A penúltima casa da Rua São João Del Rei impressiona pela simplicidade e pelas condições precárias na qual se encontra. O imóvel não tem forro, faltam portas, algumas janelas estão danificadas, a água foi cortada há meses, os cômodos estão sujos. O local abriga a família da dona de casa Renata Morato, 32. Esse cenário desolador não é o maior problema da família. A mãe está desesperada por não ter como alimentar os sete filhos com idades entre 1 e 13 anos e resolveu pedir socorro. Ontem pela manhã, ela parou a reportagem do jornal, que fazia outras matérias no bairro, em busca de ajuda. "Procurei vocês para pedir socorro para dar comida para as crianças", disse.

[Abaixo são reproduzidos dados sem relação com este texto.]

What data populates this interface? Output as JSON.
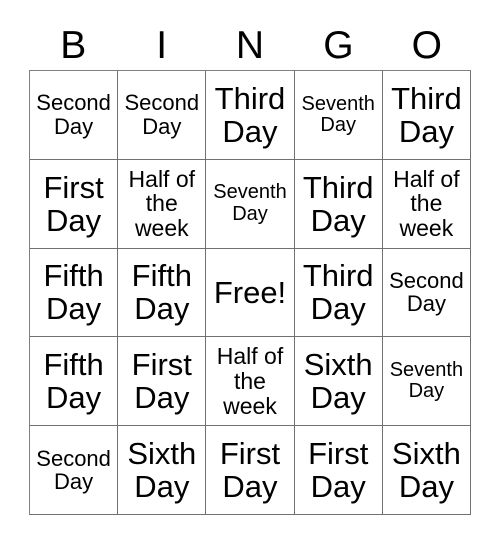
{
  "card": {
    "type": "bingo-card",
    "header_letters": [
      "B",
      "I",
      "N",
      "G",
      "O"
    ],
    "columns": 5,
    "rows": 5,
    "free_space_label": "Free!",
    "free_space_position": {
      "row": 3,
      "column": 3
    },
    "colors": {
      "background": "#ffffff",
      "text": "#000000",
      "grid_line": "#707070"
    },
    "cells": [
      [
        {
          "text": "Second Day",
          "size": "md"
        },
        {
          "text": "Second Day",
          "size": "md"
        },
        {
          "text": "Third Day",
          "size": "xl"
        },
        {
          "text": "Seventh Day",
          "size": "sm"
        },
        {
          "text": "Third Day",
          "size": "xl"
        }
      ],
      [
        {
          "text": "First Day",
          "size": "xl"
        },
        {
          "text": "Half of the week",
          "size": "lg"
        },
        {
          "text": "Seventh Day",
          "size": "sm"
        },
        {
          "text": "Third Day",
          "size": "xl"
        },
        {
          "text": "Half of the week",
          "size": "lg"
        }
      ],
      [
        {
          "text": "Fifth Day",
          "size": "xl"
        },
        {
          "text": "Fifth Day",
          "size": "xl"
        },
        {
          "text": "Free!",
          "size": "xl"
        },
        {
          "text": "Third Day",
          "size": "xl"
        },
        {
          "text": "Second Day",
          "size": "md"
        }
      ],
      [
        {
          "text": "Fifth Day",
          "size": "xl"
        },
        {
          "text": "First Day",
          "size": "xl"
        },
        {
          "text": "Half of the week",
          "size": "lg"
        },
        {
          "text": "Sixth Day",
          "size": "xl"
        },
        {
          "text": "Seventh Day",
          "size": "sm"
        }
      ],
      [
        {
          "text": "Second Day",
          "size": "md"
        },
        {
          "text": "Sixth Day",
          "size": "xl"
        },
        {
          "text": "First Day",
          "size": "xl"
        },
        {
          "text": "First Day",
          "size": "xl"
        },
        {
          "text": "Sixth Day",
          "size": "xl"
        }
      ]
    ]
  }
}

Os pais e as crianças, que apesar de toda a dificuldade permanecem unidos, fazem duas refeições por dia quando ganham arroz e feijão. Às vezes, complementam os pratos com abóboras que colhem num terreno baldio na frente da residência. A última vez que comeram carne foi no Natal. Renata ganhou peru de um empresário. A carne precisou ser assada na casa da vizinha, pois ela não pode usar o forno do seu fogão. "Está cheio de ratos. Só uso a parte de cima".
A escassez de comida não é o único problema enfrentado na pequena residência na região leste da cidade. A geladeira estragou. "Com vários cortes na força, ela acabou queimando." A água está cortada há três meses. Renata até perdeu a noção de quantas contas deixaram de pagar. "A gente deve R$ 1.700 dos pagamentos atrasados e da multa porque cortavam e a gente religava a água."
Desde que o fornecimento foi suspenso, ela, o marido e os filhos andam dois quarteirões por no mínimo três vezes ao dia para encher cerca de 30 garrafas pets e cinco galões de 20 litros de água na casa de uma vizinha. Eles fazem o transporte nos ombros, mãos ou numa carriola emprestada. Um empresário paga parte da conta da moradora para ela “emprestar” água para Renata cozinhar, lavar louças e tomar banho. Na hora de lavar, ela usa a casa da amiga também. "São nove pessoas. Gastamos muita água.
Tenho de lavar a roupa da família toda e para complicar ainda mais, meus filhos gêmeos fazem xixi na cama e todo dia tenho troca de roupa deles, lençol e cobertor para limpar", disse a dona de casa. As crianças dormem juntas num colchão no chão, pois a cama é usada como armário para as roupas.
INSUFICIENTE
O único dinheiro que a família recebe são os R$ 84 mensais do Programa Renda Mínima. O benefício é usado para comprar comida. Renata trabalhava como coladeira de peças, mas parou de trabalhar há oito anos para cuidar dos sete filhos. Ela diz que o marido (sapateiro) tem dificuldades para conseguir emprego por ser ex-presidiário (ficou detido por um ano e três meses por furto).
Hoje, a família não paga para morar. O aluguel do imóvel (R$ 150) era negociado diretamente com o dono. Na casa há três anos, eles pagaram apenas três meses pela locação, pois o proprietário não voltou mais para receber o dinheiro. "Ninguém sabe dele."
A mãe pede ajuda para conseguir leite (a família consome 4 litros por dia), alimentos, um armário para as roupas, comida e panelas e deseja outro lugar para morar. "A casa está toda estragada, sem portas e cheia de bichos por causa do mato em volta. Queria viver num local mais seguro e limpo com meus filhos, mas não sei como vou conseguir isso."
Para quem quiser ajudar, Renata Morato mora com o marido e as sete crianças na Rua São João Del Rei, 3021, Jardim Brasilândia II.